Otro habría naufragado, mas no Cervantes. Cuando nadie se
levanta a socorrerle, he aquí que Sancho el misericordioso acude con un lote de
buen sentido, argumenta en favor de las cosas y con este aporte de realidad
salva la vida y la deja otra vez sonriente. Una boya, un remolque de seres
existentes, un punto de apoyo material, de nuevo el pie al estribo y la conciencia adelante.

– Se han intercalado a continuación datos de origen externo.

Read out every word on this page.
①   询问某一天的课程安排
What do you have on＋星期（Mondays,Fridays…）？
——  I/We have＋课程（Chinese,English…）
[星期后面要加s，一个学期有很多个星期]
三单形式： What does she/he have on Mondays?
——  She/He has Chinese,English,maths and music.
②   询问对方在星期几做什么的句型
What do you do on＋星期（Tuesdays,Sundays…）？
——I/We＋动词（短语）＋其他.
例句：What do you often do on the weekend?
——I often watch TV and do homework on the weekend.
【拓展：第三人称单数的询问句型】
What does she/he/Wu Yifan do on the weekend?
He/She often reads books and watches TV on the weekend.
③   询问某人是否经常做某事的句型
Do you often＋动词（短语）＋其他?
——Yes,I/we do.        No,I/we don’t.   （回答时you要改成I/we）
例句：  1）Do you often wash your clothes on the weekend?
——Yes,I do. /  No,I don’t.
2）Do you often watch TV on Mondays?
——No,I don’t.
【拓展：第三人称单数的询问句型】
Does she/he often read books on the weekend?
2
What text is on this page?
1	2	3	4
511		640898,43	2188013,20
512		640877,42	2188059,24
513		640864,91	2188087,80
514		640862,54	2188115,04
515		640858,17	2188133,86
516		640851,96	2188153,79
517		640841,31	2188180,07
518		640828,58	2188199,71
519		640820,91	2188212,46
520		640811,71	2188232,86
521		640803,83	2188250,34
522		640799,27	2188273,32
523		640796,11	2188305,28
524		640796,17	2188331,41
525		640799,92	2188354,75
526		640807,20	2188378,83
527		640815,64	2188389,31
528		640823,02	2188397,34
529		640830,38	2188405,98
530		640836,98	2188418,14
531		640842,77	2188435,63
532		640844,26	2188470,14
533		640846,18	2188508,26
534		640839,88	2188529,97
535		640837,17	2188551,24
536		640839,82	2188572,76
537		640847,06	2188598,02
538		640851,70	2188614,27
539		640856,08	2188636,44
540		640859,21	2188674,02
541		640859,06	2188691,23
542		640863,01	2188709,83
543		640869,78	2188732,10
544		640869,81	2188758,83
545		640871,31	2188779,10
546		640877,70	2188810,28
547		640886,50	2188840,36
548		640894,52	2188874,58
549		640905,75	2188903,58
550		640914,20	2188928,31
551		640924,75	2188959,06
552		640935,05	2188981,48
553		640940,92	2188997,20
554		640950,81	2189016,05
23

La peripecia de la jaula es la cumbre de la desventura y de la
aventura quijotescas. La desventura que no significa sino la negación del
futuro, el momento menos pensado se esfuma en sus propias tinieblas, se
rompe en uno de sus costados y por un boquete bastante ancho entran mares de
claridad. En consecuencia vuelve la aventura a ponerse en pie, la aventura que
no significa sino la afirmación del futuro se hace ala y don Quijote con
cuerdas y barrotes, y a pesar de todo aquello, vuela al reino Micomicón.
Qué realismo tan pertinaz el de Cervantes. Con este hombre se
llega a palpar la fábula, como Sancho palpaba a los demonios olientes a ámbar.
La historia del Caballero se redime del absurdo y de la inverosimilitud,
readquiere carta de naturaleza humana y sigue caminando, regocijada o
taciturna, pero andante sobre las cosas e iluminada con poderosa lumbre
interior. El aventurero atado en la jaula, a pesar de sus fantasías, encuentra
el poderoso sentido de la realidad, porque ha visto las cosas que los otros no
vieron por hallarse en el trajín de engañarle, ha tenido una doble visión,visión neta y
afirmativa de muchas verdades que los débiles y los apresurados no alcanzan a
encontrar.
¿Qué
clase de mirada tenía la pupila quijotesca de Cervantes? Seguramente una mirada
capaz de hallar la aventura en el corazón de la desventura más siniestra. Aun
cuando con esto no hayamos dado fin a la pregunta. Debemos agregar que
Cervantes poseía en sus ojos una implacable luz de realidad y una luz
inextinguible de ensueño. Pero firmemente deberíamos quedarnos en una sola
respuesta donde se compendien ambas en una verdad permanente: la mirada de esa
pupila fue de tal naturaleza que aun sobrepasa el realismo de las montañas más
altas y llena el firmamento del ensueño.
La mirada cervantina
Por donde quiera que echemos a andar en el inmenso campo
literario de Cervantes, descubriremos el mismo tratamiento a las cosas: amor a
ellas, ferviente contagio con la esencia de los seres, una especie de corriente
alterna entre el alma del poeta y el secreto que guarda en su seno cada ser. El ente, el ontos de la Filosofía no es tan inerte como
solemos suponer cuando nuestros pasos tocan el guijarro o estropean la
hierbecilla. El apresuramiento de nuestro trato con ellos nos hace caer en el
lugar común de llamar inertes a los seres cuya voz no nos grita o cuya esencia
no profiere voces análogas a las humanas. Engreídos con la superioridad
idealista de la cual nos sentimos dueños, vemos en planos muy bajos a las cosas
sencillas y despreciamos el efluvio propio de su naturaleza, olvidando que tal
efluvio les sirve como vehículo de comunión universal.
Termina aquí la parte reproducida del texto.